Judge Benham said Marvin Woods was the, "best person to get all if the parties together."

Benham said Woods had been there for the girls when it was most needed.

Woods is now the guardian who will decide where the girls live and where they go to school. He will present a plan to the court in the next 45 days.

Benham, who delayed his retirement 12 days to finish the case, said neither Darius Lang or Vivian Woods Taylor should have custody.

"They will look into their personal interest and not the best interest of the children and that's the bottom line, " said Benham about the two.

Woods Taylor is divorced from Marvin Woods.

The court did not like her decision to not let Officer Lang's children attend their mother's funeral.

Judge Benham said Woods Taylor was, "was extremely defensive and hostile, as hostile as any witness I've seen in my 48 years," during her testimony.

He also said Darius had a "strange" way of showing love for his late wife and daughters,
"His assertions about how much he thought about his wife and how broken up he was over her death. But fact the is in August on 2012 he helped conceive another child with another woman."

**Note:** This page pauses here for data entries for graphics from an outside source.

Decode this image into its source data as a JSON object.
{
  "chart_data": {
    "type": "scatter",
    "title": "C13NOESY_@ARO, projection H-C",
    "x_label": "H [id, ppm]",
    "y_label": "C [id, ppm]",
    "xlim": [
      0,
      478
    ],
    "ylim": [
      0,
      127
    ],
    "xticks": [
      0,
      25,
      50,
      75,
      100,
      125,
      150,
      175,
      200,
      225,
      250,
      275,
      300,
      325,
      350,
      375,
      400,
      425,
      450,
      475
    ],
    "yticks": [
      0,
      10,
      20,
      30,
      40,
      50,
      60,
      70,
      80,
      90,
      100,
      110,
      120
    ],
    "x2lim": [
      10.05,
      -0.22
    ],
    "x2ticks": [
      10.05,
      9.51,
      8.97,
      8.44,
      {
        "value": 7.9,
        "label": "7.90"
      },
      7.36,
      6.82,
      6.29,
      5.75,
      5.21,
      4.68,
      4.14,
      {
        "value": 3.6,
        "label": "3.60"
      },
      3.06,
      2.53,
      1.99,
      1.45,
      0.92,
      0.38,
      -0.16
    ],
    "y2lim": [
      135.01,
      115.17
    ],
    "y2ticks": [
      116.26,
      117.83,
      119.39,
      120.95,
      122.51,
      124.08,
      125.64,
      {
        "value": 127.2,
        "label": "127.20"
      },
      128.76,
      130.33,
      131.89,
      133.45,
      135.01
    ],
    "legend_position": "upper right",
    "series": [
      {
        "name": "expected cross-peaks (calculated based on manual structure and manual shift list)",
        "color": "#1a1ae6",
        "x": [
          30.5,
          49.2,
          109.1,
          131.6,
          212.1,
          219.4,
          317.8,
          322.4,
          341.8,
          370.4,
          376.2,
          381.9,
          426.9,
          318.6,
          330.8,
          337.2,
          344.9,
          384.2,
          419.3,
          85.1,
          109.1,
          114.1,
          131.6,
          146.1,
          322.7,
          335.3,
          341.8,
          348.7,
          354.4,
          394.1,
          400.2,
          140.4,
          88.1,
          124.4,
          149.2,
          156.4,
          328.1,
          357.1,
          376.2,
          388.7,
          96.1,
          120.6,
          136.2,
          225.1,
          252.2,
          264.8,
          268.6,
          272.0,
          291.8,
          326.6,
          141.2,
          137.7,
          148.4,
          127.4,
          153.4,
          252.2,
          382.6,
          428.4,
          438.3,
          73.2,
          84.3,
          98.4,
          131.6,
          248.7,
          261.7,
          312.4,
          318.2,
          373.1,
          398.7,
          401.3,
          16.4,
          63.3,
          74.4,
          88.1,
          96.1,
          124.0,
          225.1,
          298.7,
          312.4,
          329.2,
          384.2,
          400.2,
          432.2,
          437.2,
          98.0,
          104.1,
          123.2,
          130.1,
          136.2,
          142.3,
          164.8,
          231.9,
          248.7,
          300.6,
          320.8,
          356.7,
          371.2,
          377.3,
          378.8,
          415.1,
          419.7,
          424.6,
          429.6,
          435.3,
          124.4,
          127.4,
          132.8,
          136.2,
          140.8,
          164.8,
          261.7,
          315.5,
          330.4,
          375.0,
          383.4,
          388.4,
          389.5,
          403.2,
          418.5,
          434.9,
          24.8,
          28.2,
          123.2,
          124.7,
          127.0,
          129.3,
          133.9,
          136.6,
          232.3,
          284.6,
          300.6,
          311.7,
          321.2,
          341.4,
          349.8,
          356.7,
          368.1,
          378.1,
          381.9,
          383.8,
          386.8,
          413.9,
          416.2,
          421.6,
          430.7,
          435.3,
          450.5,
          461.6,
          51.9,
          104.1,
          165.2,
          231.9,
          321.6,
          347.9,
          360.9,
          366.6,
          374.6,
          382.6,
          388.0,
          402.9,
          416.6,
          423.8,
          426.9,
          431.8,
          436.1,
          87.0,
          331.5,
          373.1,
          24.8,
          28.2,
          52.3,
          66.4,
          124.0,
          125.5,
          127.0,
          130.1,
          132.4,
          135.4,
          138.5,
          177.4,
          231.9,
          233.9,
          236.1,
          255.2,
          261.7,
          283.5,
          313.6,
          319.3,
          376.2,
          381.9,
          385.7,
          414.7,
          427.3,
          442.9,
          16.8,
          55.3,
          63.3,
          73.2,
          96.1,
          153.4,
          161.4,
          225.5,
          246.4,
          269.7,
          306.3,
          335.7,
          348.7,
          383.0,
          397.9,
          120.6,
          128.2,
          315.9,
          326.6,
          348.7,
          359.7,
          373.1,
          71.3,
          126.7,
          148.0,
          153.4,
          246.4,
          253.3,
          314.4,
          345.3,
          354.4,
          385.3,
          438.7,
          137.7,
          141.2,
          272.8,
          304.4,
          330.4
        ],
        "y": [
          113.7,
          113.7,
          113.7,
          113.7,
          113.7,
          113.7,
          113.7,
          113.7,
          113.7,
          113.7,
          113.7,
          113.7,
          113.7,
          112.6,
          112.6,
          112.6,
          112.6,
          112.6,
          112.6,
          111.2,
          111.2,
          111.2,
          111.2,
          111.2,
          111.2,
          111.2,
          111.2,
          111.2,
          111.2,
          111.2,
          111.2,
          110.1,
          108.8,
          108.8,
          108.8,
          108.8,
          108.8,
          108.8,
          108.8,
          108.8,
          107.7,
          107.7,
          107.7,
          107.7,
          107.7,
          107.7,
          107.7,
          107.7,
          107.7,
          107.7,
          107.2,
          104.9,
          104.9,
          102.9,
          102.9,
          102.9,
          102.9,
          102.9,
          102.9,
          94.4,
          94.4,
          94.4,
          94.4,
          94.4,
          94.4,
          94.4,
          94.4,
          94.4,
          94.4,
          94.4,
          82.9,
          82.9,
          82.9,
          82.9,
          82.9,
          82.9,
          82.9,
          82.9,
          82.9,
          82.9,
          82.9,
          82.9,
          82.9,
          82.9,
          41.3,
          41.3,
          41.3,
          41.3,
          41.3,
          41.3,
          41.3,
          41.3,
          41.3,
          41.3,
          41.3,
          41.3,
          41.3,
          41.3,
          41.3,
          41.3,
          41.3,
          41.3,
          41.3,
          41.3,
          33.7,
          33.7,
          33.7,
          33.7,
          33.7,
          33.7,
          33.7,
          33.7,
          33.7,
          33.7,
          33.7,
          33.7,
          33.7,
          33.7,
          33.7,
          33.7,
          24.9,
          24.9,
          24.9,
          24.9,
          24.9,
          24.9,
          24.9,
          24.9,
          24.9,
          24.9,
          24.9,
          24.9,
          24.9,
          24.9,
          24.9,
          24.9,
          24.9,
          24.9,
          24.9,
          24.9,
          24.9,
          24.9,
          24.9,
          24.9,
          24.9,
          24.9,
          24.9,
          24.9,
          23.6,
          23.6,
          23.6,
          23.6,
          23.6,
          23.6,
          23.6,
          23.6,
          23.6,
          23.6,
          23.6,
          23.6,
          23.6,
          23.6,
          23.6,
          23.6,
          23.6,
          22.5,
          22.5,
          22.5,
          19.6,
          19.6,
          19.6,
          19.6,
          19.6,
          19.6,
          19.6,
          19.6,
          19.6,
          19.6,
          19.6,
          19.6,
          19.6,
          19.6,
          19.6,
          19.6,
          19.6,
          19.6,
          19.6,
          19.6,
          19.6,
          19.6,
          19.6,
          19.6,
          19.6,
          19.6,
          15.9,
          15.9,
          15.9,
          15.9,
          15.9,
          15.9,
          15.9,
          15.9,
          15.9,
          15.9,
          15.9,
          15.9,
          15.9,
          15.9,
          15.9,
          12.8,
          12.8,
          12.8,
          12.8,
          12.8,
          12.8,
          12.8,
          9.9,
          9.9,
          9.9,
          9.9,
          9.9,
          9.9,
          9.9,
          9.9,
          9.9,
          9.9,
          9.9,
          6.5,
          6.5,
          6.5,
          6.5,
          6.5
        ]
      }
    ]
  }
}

Darius owes more than $11,000 in child support and will have to pay support for all four of Martoiya's daughters now.

As for the nearly $1 million in death benefits and fundraisers, that money will go through the court.

"The guardian of the estate is Judy Self. She doesn't even have the money. The money is placed in the clerks office and not one penny could be spent unless their is a court order authorizing the expenditure," added Benham.

Benham said he hoped with counseling, now the girls could begin to heal, "These girls are a lot smarter than anybody gives them credit for being. They are very, very impressive. I'm amazed that they are in as of good of shape as they are considering what they've gone through. But they are really bright and if the adults would listen to them we wouldn't have had 7 days of trial."